The Arkansas Medical Marijuana Commission today officially awarded cultivation permits to the five companies that had finished at the top of initial grading of the applications. This is not likely the end of it.

The permits went to:


Natural State Medicinals Cultivation
Bold Team, LLC
Natural State Wellness Enterprises
Osage Creek Cultivation
Delta Medical Cannabis Company, Inc.

To recap: These companies scored at the top among dozens in a grading process that has since come under heavy criticism for irregularities in scoring, an appearance of a conflict of interest on the part of some commissioners, copying of applications and other shortcomings.


A lawsuit led to a ruling by Circuit Judge Wendell Griffen that the scoring should be set aside. Then the Supreme Court overruled Griffen, in part because it said the permits hadn’t officially been awarded. The Supreme Court also announced it had received an allegation of attempted bribery of a commissioner.

The various problems led to some to call for a rescoring of applications. That won’t happen. The Commission is sticking by its guns. Now applicants can challenge an individual or all the permit awards in new lawsuits. The winners, with permits in hand, now can claim some property right to holding onto the permits.


Presumably, SOMEBODY — state or federal — is looking into the allegation of bribery.

Yet the state commission decided to forge ahead once the mandate on the Supreme Court decision was received. Not necessarily a good look. Meanwhile, it is mulling whether to seek some outside advice on the award of eight dispensary permits.

There was no meeting. I’ve asked how this could move forward WITHOUT a meeting. Instead, just this release.
Dustin McDaniel, attorney for one of the applicants, offered this explanation for award of permits without a meeting:

All rules and conditions were satisfied. No meeting was required

UPDATE: State spokesman Scott Hardin said:


“The licenses were issued today but there was no requirement that the Commission meet to issue the licenses. While there was a meeting scheduled on March 14 to formally issue them, this wasn’t required. With each company having paid the licensing fee and posted the performance bond, the rules state they will be awarded a license. Letters of protest and complaints, under the rules, are now turned over to ABC Enforcement, with the ability to investigate (as a full law enforcement agency) and revoke a license (in coordination with ABC Board) if warranted.”
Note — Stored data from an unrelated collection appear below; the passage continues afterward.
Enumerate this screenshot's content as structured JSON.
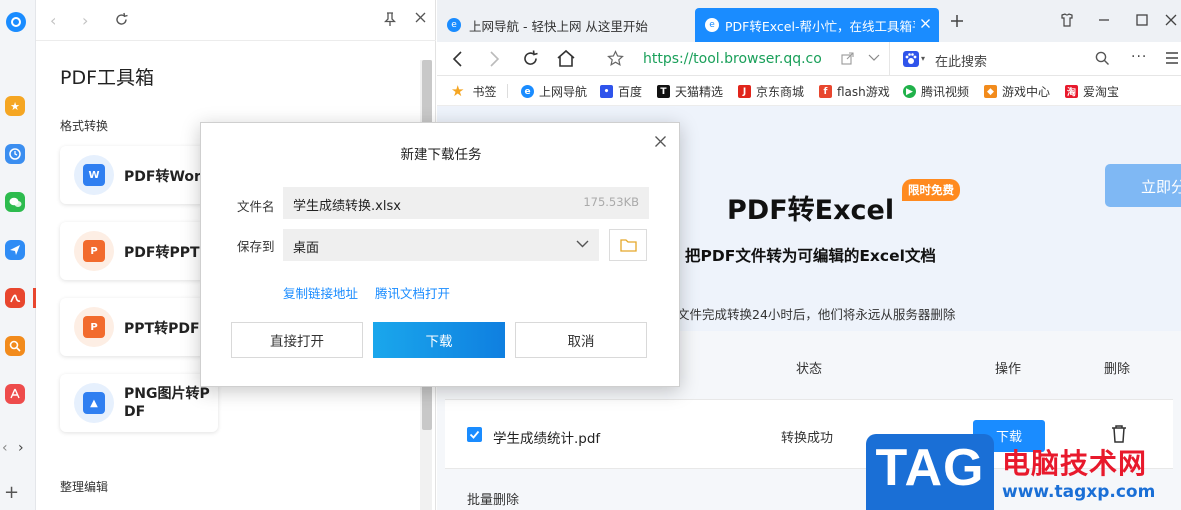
{
  "panel": {
    "title": "PDF工具箱",
    "section1": "格式转换",
    "section2": "整理编辑",
    "tools": [
      {
        "label": "PDF转Word",
        "icon": "pdf-to-word-icon"
      },
      {
        "label": "PDF转PPT",
        "icon": "pdf-to-ppt-icon"
      },
      {
        "label": "PPT转PDF",
        "icon": "ppt-to-pdf-icon"
      },
      {
        "label": "PNG图片转PDF",
        "icon": "png-to-pdf-icon"
      }
    ]
  },
  "tabs": [
    {
      "label": "上网导航 - 轻快上网 从这里开始",
      "active": false
    },
    {
      "label": "PDF转Excel-帮小忙，在线工具箱平台",
      "active": true
    }
  ],
  "address": {
    "url": "https://tool.browser.qq.com",
    "search_placeholder": "在此搜索"
  },
  "bookmarks": [
    "书签",
    "上网导航",
    "百度",
    "天猫精选",
    "京东商城",
    "flash游戏",
    "腾讯视频",
    "游戏中心",
    "爱淘宝"
  ],
  "page": {
    "title": "PDF转Excel",
    "badge": "限时免费",
    "subtitle": "把PDF文件转为可编辑的Excel文档",
    "notice": "文件完成转换24小时后，他们将永远从服务器删除",
    "cta": "立即分",
    "col_status": "状态",
    "col_action": "操作",
    "col_delete": "删除",
    "file_name": "学生成绩统计.pdf",
    "file_status": "转换成功",
    "file_action": "下载",
    "bulk_delete": "批量删除"
  },
  "dialog": {
    "title": "新建下载任务",
    "filename_label": "文件名",
    "filename_value": "学生成绩转换.xlsx",
    "filesize": "175.53KB",
    "saveto_label": "保存到",
    "saveto_value": "桌面",
    "link_copy": "复制链接地址",
    "link_open": "腾讯文档打开",
    "btn_open": "直接打开",
    "btn_download": "下载",
    "btn_cancel": "取消"
  },
  "watermark": {
    "tag": "TAG",
    "cn": "电脑技术网",
    "url": "www.tagxp.com"
  },
  "colors": {
    "accent": "#1a8cff",
    "download_btn": "#1296db",
    "badge": "#ff8a1f",
    "tag_blue": "#1a6fd6",
    "watermark_red": "#e8192c"
  }
}
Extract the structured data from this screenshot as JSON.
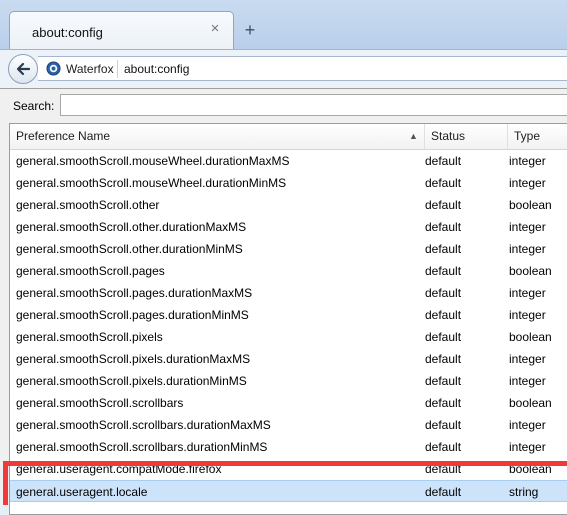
{
  "tab": {
    "title": "about:config",
    "close_glyph": "×",
    "new_tab_glyph": "+"
  },
  "nav": {
    "site_name": "Waterfox",
    "url": "about:config"
  },
  "search": {
    "label": "Search:",
    "value": "",
    "placeholder": ""
  },
  "table": {
    "headers": {
      "name": "Preference Name",
      "status": "Status",
      "type": "Type"
    },
    "rows": [
      {
        "name": "general.smoothScroll.mouseWheel.durationMaxMS",
        "status": "default",
        "type": "integer"
      },
      {
        "name": "general.smoothScroll.mouseWheel.durationMinMS",
        "status": "default",
        "type": "integer"
      },
      {
        "name": "general.smoothScroll.other",
        "status": "default",
        "type": "boolean"
      },
      {
        "name": "general.smoothScroll.other.durationMaxMS",
        "status": "default",
        "type": "integer"
      },
      {
        "name": "general.smoothScroll.other.durationMinMS",
        "status": "default",
        "type": "integer"
      },
      {
        "name": "general.smoothScroll.pages",
        "status": "default",
        "type": "boolean"
      },
      {
        "name": "general.smoothScroll.pages.durationMaxMS",
        "status": "default",
        "type": "integer"
      },
      {
        "name": "general.smoothScroll.pages.durationMinMS",
        "status": "default",
        "type": "integer"
      },
      {
        "name": "general.smoothScroll.pixels",
        "status": "default",
        "type": "boolean"
      },
      {
        "name": "general.smoothScroll.pixels.durationMaxMS",
        "status": "default",
        "type": "integer"
      },
      {
        "name": "general.smoothScroll.pixels.durationMinMS",
        "status": "default",
        "type": "integer"
      },
      {
        "name": "general.smoothScroll.scrollbars",
        "status": "default",
        "type": "boolean"
      },
      {
        "name": "general.smoothScroll.scrollbars.durationMaxMS",
        "status": "default",
        "type": "integer"
      },
      {
        "name": "general.smoothScroll.scrollbars.durationMinMS",
        "status": "default",
        "type": "integer"
      },
      {
        "name": "general.useragent.compatMode.firefox",
        "status": "default",
        "type": "boolean"
      },
      {
        "name": "general.useragent.locale",
        "status": "default",
        "type": "string"
      }
    ]
  },
  "colors": {
    "highlight": "#ee3a3a",
    "selected_row": "#cde3f9"
  }
}
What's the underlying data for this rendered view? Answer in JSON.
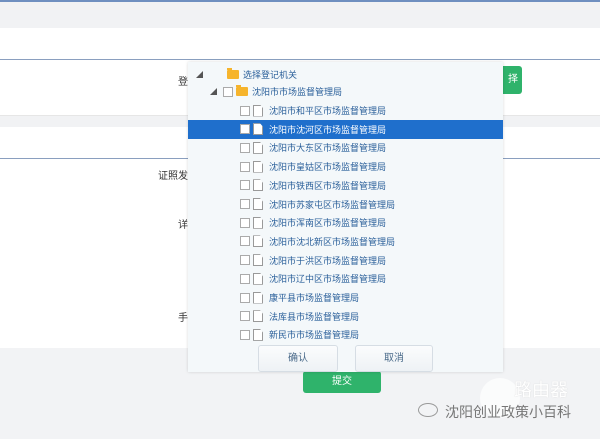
{
  "form": {
    "label_registration": "登",
    "select_button": "择",
    "label_issuer": "证照发",
    "label_detail": "详",
    "label_blank": "",
    "label_phone": "手",
    "submit": "提交"
  },
  "tree": {
    "root": "选择登记机关",
    "parent": "沈阳市市场监督管理局",
    "items": [
      {
        "label": "沈阳市和平区市场监督管理局",
        "selected": false
      },
      {
        "label": "沈阳市沈河区市场监督管理局",
        "selected": true
      },
      {
        "label": "沈阳市大东区市场监督管理局",
        "selected": false
      },
      {
        "label": "沈阳市皇姑区市场监督管理局",
        "selected": false
      },
      {
        "label": "沈阳市铁西区市场监督管理局",
        "selected": false
      },
      {
        "label": "沈阳市苏家屯区市场监督管理局",
        "selected": false
      },
      {
        "label": "沈阳市浑南区市场监督管理局",
        "selected": false
      },
      {
        "label": "沈阳市沈北新区市场监督管理局",
        "selected": false
      },
      {
        "label": "沈阳市于洪区市场监督管理局",
        "selected": false
      },
      {
        "label": "沈阳市辽中区市场监督管理局",
        "selected": false
      },
      {
        "label": "康平县市场监督管理局",
        "selected": false
      },
      {
        "label": "法库县市场监督管理局",
        "selected": false
      },
      {
        "label": "新民市市场监督管理局",
        "selected": false
      }
    ],
    "confirm": "确认",
    "cancel": "取消"
  },
  "watermark": {
    "brand": "路由器",
    "account": "沈阳创业政策小百科"
  },
  "colors": {
    "accent": "#1f6fcc",
    "green": "#2fb36b"
  }
}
He added later to my question about need for meeting:

“Issuing the licenses is an administrative procedure (completed by ABC staff) following the companies paying the licensing fee and posting the performance bond. There is no requirement in the rules that a meeting be held or the Commissioners sign a certain document. At the March 14 meeting, licenses were going to be handed to the top five but there was nothing required of Commissioners such as a motion, etc. It was just scheduled that they would be distributed at the meeting. Today’s issuance of the licenses is simply following the next step in the MMC rules. All letters of protest and complaints are now turned over to ABC Enforcement, a full law enforcement agency with the capability of revoking a license (in coordination with the ABC Board) if warranted. “

Why I think more is to come:

Note from Supreme Court decision:

It noted the denial of license to other applicants was not then ripe for appeal because they had not been issued denial letters. Presumably those letters will be issued Thursday. Presumably, they will then be able to sue. Again.